Derniers jours pour Présence Panchounette
Actif de 1969 à 1990, le groupe d’origine bordelaise Présence Panchounette était un collectif à géométrie variable. Leur manifeste, publié en 1969 sous le nom d’Internationale Panchounette, annonçait une impérieuse envie de tout dégommer, avec style et emphase. « Qu’est-ce que l’Internationale Panchounette ? » se demandait le manifeste : « Sinon le désespoir du dilettantisme, la fleur de la vulgarité, un baroque rachitique, un rasoir fluorescent, une dénégation distinguée, une provocation souterraine ? Une paresse qui enfle. »
Post-situ, ou plutôt « situationnistes néo-platoniciens » comme le collectif se revendiquait, adepte du calembour et des déclarations ravageuses, Présence Panchounette fustigeait à coup de tracts, lettres irrévérencieuses ou interventions loufoques les certitudes du goût bourgeois. Mais gare à celui qui cherchait à les catégoriser ou à les enfermer ! Les membres de Présence Panchounette assénaient leur dialectique « molotov » et suivaient l’air du temps : quand ils posaient pour une photographie de groupe devant l’enseigne Conforama en 1972, ils savaient parfaitement où ils se situaient, c’est-à-dire au sein d’une société marchande qui n’allait pas tarder à être toute-puissante.
En complets autodidactes, ils se sont infiltrés dans le milieu de l’art qui leur offrait un terrain d’action autant qu’un formidable réservoir de poncifs et d’injonctions esthétiques à retraiter. Avec un goût prononcé pour le motif, le populaire, le vernaculaire et le bon marché, ils condamnaient par l’absurde les références admises par les milieux culturels de l’époque, minimalisme et Art Conceptuel des années 1970 en tête.
Mais le risque guettait de « faire de la prose sans le savoir » et de devenir à son tour une avant-garde suspecte. Par une bizarrerie de l’histoire — ou plus certainement la faculté mimétique de l’art et de la mode —, Présence Panchounette s’est vu rattraper par les mouvements propres aux années 1980 comme l’appropriation, la mode des objets en sculpture, l’art néo-conceptuel ou la parodie. « Résumons : en 70 nous pastichions ce qui allait se faire en 80 » constatait le groupe parfois qualifié de future avant-garde, au point de revendiquer la primeur de certaines œuvres de Tony Cragg ou Bertrand Lavier. La posture contraignante du refus — du compromis, de la récupération, de l’approbation — s’est finalement soldée par la dissolution du groupe en 1990, mesure conservatoire pour préserver intacte leur probité.

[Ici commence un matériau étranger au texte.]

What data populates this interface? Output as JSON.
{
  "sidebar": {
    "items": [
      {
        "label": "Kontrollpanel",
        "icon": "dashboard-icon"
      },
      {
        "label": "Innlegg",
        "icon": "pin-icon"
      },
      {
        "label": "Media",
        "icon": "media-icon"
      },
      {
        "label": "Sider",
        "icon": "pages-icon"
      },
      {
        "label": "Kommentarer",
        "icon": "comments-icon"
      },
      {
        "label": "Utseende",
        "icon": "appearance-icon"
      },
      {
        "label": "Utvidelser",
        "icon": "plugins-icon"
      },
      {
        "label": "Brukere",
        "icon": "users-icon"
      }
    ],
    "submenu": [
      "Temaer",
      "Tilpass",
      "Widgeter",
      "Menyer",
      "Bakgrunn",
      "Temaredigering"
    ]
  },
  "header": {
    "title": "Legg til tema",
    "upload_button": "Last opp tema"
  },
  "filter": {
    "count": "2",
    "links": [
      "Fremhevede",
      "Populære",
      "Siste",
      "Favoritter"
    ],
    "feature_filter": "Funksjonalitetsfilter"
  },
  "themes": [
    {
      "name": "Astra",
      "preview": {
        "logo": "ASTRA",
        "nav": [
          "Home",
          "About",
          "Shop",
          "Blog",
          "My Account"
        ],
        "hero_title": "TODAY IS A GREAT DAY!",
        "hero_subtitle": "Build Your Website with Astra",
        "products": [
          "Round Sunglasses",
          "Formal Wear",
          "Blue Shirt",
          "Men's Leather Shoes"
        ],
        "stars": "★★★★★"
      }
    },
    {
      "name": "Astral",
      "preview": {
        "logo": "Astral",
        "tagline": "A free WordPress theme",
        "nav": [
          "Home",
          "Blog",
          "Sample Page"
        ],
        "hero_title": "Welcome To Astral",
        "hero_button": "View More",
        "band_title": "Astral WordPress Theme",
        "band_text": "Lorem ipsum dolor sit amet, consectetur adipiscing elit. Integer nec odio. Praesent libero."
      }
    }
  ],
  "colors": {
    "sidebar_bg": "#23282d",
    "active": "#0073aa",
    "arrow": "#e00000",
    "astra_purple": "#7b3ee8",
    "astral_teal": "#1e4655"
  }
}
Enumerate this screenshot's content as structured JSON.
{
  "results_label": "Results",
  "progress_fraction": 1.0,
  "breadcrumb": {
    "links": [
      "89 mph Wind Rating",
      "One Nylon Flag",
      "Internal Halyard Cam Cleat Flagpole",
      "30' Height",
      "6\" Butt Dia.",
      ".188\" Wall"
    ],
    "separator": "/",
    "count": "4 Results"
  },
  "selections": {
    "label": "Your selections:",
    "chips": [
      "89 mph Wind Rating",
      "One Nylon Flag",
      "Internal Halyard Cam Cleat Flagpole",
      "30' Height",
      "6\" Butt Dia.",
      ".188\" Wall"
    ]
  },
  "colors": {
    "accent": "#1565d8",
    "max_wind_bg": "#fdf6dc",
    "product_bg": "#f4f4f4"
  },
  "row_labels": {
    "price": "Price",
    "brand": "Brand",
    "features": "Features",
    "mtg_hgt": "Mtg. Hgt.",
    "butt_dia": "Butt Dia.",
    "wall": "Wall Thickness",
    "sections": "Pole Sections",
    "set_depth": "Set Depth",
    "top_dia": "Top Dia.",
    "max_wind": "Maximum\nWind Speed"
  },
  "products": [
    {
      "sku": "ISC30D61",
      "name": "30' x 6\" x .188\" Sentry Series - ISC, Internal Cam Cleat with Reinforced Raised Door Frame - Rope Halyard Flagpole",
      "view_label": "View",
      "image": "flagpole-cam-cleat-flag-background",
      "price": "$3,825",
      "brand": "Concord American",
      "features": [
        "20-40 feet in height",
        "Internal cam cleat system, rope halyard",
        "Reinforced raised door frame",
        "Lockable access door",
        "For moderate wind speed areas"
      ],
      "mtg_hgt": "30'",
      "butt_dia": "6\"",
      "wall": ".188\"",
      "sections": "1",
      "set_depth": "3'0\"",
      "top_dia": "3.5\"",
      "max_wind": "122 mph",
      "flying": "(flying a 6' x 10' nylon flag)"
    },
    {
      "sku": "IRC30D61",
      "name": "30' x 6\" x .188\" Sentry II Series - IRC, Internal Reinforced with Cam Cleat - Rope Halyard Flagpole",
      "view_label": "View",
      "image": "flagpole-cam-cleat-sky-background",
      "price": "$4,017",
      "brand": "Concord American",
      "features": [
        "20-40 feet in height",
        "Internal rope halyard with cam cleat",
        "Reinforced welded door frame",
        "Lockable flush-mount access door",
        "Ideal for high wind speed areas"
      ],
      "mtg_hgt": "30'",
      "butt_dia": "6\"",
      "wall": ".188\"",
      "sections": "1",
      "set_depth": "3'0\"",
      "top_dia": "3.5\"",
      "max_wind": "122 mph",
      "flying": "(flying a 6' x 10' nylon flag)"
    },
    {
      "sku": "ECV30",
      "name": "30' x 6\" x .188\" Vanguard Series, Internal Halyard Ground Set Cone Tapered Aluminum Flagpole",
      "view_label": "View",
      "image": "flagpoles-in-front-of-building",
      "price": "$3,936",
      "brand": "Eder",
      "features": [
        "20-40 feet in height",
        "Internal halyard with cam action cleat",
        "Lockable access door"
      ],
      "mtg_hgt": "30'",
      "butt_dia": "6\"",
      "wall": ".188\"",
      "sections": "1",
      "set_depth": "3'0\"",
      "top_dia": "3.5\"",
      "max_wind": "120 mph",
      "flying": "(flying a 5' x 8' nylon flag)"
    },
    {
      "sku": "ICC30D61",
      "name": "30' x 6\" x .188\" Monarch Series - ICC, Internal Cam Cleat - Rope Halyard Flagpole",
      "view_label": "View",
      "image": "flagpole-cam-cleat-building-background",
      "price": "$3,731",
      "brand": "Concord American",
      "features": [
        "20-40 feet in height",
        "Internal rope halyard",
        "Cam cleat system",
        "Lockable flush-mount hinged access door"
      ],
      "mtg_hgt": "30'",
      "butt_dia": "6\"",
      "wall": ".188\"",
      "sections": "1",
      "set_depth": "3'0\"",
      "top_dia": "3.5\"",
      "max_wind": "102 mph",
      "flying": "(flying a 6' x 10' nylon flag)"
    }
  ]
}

Après une précédente exposition-souvenir dans la galerie consacrée aux photographies de Présence Panchounette (« PPP », 2014), l’ensemble réuni ici peut s’envisager comme un hommage, parfois grinçant, à certaines figures historiques de l’art. Pour Présence Panchounette il ne s’agissait pas seulement de « piquer le cul » des artistes cités mais aussi de trouver inspiration dans des œuvres légitimées, surtout s’il était possible d’en dévoyer le sens et la destination, par plagiat, pastiche ou détournement.
Et comme le disait si bien Alexandre Vialatte qui résumait leur démarche en une phrase toute aussi déconstruite : "Les statues ne font que nommer l'oubli. On n'est jamais plus mort qu'en bronze."
Jean-Pierre Simard
Présence Panchounette : Chic, choc, super, sensass !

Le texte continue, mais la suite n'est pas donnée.